Related AP Computer Science A Guides
Vocabulary
The following words are mentioned explicitly in the College Board Course and Exam Description for this topic.Term | Definition |
|---|---|
enclosing class | The class in which a method is defined. |
mutable object | An object whose state can be changed after it is created; when used as a constructor parameter, a copy should be made to prevent external modification. |
object reference | A value that points to the memory location where an object is stored, allowing access to that object. |
parameter | A variable declared in the header of a method or constructor that receives values passed to the method when it is called. |
private data | Class members declared with the private access modifier that can only be accessed within the same class. |
return expression | The value or reference that a method sends back to the code that called it. |
Frequently Asked Questions
What happens when an object is passed to a method in Java?
Java copies the object reference into the parameter. The parameter and argument are separate variables, but they can point to the same object, so changing that object through the parameter can affect the original object.
Are objects copied when passed as parameters?
No. The object itself is not copied. Java copies the reference value, which means both the original variable and the parameter may refer to the same mutable object.

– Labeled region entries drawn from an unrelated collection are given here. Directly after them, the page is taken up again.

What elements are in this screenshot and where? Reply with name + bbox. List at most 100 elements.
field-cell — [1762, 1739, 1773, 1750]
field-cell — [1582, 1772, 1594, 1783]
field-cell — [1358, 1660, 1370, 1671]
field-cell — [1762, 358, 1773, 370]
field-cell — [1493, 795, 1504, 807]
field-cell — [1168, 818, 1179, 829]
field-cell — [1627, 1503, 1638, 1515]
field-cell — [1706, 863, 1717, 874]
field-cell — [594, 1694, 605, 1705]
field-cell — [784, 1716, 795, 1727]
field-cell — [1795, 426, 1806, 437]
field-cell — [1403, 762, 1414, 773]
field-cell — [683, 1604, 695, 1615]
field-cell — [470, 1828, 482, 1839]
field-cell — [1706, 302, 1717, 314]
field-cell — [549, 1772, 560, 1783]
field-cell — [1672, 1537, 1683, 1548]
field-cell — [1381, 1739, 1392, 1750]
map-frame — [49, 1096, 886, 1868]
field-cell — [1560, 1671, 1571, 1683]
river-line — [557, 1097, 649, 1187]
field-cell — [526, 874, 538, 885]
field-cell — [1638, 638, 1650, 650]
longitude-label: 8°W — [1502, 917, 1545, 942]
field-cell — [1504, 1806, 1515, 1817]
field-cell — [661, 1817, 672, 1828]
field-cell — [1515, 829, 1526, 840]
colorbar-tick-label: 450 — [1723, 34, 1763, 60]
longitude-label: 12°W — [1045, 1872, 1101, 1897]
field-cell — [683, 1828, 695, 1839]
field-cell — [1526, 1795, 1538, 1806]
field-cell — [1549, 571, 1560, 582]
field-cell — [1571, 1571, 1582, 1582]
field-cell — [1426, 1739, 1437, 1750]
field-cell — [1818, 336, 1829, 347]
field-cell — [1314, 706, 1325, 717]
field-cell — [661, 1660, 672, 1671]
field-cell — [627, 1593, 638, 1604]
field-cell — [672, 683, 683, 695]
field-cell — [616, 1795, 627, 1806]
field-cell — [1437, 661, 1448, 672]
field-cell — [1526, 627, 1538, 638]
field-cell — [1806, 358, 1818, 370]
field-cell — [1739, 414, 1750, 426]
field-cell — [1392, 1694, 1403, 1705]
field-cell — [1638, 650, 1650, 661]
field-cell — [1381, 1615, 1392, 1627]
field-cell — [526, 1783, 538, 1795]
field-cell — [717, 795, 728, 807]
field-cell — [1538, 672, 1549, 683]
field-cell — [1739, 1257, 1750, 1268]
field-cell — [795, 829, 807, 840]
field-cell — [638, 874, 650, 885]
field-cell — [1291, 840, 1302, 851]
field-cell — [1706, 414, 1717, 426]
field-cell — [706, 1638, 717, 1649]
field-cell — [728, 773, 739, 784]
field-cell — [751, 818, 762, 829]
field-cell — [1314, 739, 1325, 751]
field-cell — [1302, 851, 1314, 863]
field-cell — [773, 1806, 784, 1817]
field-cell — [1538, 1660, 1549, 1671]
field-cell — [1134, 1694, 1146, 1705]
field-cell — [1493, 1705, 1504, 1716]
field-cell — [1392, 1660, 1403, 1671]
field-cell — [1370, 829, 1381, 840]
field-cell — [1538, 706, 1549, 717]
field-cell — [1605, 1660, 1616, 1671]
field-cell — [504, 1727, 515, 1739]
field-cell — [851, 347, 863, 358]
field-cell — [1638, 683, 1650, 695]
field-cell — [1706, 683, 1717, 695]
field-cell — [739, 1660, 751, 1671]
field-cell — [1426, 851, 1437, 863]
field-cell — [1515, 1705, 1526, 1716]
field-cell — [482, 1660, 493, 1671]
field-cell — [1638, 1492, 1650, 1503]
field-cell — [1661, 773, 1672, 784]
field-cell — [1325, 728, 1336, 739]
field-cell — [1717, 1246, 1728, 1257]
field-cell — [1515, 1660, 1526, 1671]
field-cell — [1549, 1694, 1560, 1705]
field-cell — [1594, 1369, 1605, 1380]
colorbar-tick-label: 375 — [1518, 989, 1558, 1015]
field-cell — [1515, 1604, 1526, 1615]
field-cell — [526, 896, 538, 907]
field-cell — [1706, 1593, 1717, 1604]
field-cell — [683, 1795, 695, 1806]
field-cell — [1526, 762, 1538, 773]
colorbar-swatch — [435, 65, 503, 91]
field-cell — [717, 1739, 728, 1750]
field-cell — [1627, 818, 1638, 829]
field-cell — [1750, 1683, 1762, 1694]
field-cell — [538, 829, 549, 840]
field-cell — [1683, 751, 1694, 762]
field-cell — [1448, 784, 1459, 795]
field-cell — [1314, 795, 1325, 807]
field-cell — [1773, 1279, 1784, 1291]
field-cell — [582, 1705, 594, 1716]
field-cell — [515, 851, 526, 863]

Can a method change an object passed as a parameter?
Yes, if the object is mutable and the method changes its fields or elements through the reference. Reassigning the parameter to a new object, however, only changes the local parameter variable.
What happens when a method returns an object?
When a method returns an object, it returns a reference to that object. It does not automatically create a new copy, so the caller may receive access to the same mutable object.
What is a privacy leak in AP CSA?
A privacy leak happens when outside code gets direct access to private mutable data, such as a getter returning the actual private ArrayList. Returning a copy can protect the class state when sharing is not intended.
How does Topic 3.6 show up on the AP CSA exam?
Topic 3.6 appears in tracing and class-writing questions where you must decide what changes after a method call. Track whether code mutates an object, reassigns a local reference, returns a shared reference, or protects private data.